Такое одиночество терпимо, если любимый вернется и первый поцелуй при встрече позволит забыть те грустные часы. Но если любимый не вернется?
Четыре дня она почти ничего не ела и не пила, почти не спала, тупо выполняя работу по дому. Она не признавала факта гибели Джона и вместе с тем не могла опровергнуть его. Она знала, что если существует человек, способный пробиться через горы Сьерры в снежный буран, то этот человек — Джон. Но если подобное не способно совершить ни одно человеческое существо, что тогда?
К рассвету пятого дня, когда она лежала в оцепенении, круг треволнений разомкнулся — Джесси вдруг глубоко заснула.

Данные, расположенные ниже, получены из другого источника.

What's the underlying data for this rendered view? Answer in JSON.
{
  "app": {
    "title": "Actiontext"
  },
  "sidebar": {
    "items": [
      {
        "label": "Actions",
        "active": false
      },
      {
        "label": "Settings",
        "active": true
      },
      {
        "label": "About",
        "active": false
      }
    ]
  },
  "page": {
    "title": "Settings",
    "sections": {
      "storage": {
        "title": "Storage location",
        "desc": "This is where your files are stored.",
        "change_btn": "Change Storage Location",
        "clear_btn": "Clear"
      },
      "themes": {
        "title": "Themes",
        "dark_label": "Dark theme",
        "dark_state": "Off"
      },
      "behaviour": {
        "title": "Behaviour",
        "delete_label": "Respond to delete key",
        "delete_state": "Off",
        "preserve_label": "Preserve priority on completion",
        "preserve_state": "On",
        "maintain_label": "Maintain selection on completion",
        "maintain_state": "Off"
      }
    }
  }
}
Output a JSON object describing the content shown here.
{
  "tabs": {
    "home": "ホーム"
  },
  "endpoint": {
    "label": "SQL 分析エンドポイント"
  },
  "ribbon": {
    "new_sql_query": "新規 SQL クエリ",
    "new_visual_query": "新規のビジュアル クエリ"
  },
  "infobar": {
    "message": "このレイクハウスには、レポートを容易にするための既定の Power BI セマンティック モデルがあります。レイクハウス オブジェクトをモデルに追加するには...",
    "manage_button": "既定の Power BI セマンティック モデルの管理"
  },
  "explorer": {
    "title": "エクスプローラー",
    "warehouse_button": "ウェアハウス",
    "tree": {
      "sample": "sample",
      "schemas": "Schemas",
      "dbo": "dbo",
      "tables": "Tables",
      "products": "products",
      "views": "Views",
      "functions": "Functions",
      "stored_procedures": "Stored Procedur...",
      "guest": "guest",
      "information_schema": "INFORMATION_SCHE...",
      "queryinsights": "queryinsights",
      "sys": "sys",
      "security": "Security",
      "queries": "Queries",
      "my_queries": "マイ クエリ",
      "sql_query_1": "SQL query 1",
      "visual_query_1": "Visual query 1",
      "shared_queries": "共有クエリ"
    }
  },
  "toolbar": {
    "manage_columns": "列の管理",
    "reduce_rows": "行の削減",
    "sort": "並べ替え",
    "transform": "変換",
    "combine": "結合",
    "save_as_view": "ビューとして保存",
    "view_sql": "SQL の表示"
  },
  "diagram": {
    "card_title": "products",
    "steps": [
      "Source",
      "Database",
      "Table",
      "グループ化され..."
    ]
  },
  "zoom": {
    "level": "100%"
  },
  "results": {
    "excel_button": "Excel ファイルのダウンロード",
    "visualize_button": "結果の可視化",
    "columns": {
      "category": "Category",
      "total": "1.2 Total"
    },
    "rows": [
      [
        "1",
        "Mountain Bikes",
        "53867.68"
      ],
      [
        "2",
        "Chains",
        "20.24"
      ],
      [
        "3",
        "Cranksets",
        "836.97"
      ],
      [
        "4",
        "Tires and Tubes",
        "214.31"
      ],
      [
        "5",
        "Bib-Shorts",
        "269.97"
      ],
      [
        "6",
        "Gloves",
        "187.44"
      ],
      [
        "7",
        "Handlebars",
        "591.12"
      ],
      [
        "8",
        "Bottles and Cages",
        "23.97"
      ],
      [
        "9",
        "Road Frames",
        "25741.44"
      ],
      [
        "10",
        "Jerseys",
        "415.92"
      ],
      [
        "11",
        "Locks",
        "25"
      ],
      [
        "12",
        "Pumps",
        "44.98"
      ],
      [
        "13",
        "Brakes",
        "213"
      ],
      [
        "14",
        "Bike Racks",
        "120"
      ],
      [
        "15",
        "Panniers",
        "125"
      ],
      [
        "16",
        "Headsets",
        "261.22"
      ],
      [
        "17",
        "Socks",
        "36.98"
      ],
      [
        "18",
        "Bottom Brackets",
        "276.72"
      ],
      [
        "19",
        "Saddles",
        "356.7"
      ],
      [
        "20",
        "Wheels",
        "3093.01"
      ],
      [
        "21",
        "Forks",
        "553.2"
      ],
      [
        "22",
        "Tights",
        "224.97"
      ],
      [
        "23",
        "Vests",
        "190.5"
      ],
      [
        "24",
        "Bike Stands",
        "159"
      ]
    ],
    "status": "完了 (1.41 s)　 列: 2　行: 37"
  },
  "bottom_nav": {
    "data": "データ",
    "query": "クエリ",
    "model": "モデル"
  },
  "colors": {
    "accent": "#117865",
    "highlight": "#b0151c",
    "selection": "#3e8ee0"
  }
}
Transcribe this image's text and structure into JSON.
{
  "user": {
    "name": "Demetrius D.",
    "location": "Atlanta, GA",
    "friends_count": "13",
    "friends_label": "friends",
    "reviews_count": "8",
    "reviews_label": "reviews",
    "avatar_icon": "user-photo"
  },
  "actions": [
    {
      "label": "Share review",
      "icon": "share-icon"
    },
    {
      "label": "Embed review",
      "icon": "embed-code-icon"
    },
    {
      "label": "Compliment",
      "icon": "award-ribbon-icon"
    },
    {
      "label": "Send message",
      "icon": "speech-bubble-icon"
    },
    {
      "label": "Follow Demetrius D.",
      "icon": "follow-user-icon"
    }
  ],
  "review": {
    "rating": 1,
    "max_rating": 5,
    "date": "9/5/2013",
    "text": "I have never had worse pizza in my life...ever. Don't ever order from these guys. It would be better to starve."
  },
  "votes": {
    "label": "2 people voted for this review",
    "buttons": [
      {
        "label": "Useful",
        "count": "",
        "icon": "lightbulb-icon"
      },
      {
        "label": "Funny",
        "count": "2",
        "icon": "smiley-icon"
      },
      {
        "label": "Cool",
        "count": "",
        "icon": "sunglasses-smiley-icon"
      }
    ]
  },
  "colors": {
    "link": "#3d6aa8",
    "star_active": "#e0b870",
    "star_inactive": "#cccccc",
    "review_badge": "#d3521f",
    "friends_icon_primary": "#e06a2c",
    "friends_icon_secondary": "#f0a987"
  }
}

Пробудившись к полудню, она выпрыгнула из постели, умылась, расчесала волосы, надела сильно приталенное голубое шелковое платье, которое она сшила вызывающе коротким, не закрывавшим щиколотки, чтобы было легче ходить по булыжным мостовым Сент-Луиса. После ланча она провела час с Лили, а затем надела на голову шапочку такого же цвета, как платье, и отправилась к Брантам. Она заявила своим кузинам:
— Не тревожьтесь больше. Лейтенант Фремонт и его группа в безопасности.
Кузины не смогли скрыть свою былую озабоченность, и некоторые из них воскликнули:
— Как чудесно, Джесси, мы так счастливы за тебя, словно камень с души свалился! Когда пришло известие? Как удалось ему выжить в горах в таких чудовищных условиях?
— Сообщений не было. Я не получала письма. Я просто знаю, что мой муж в безопасности. Ничто не убедит меня в противном. Лейтенант Фремонт будет дома через несколько недель.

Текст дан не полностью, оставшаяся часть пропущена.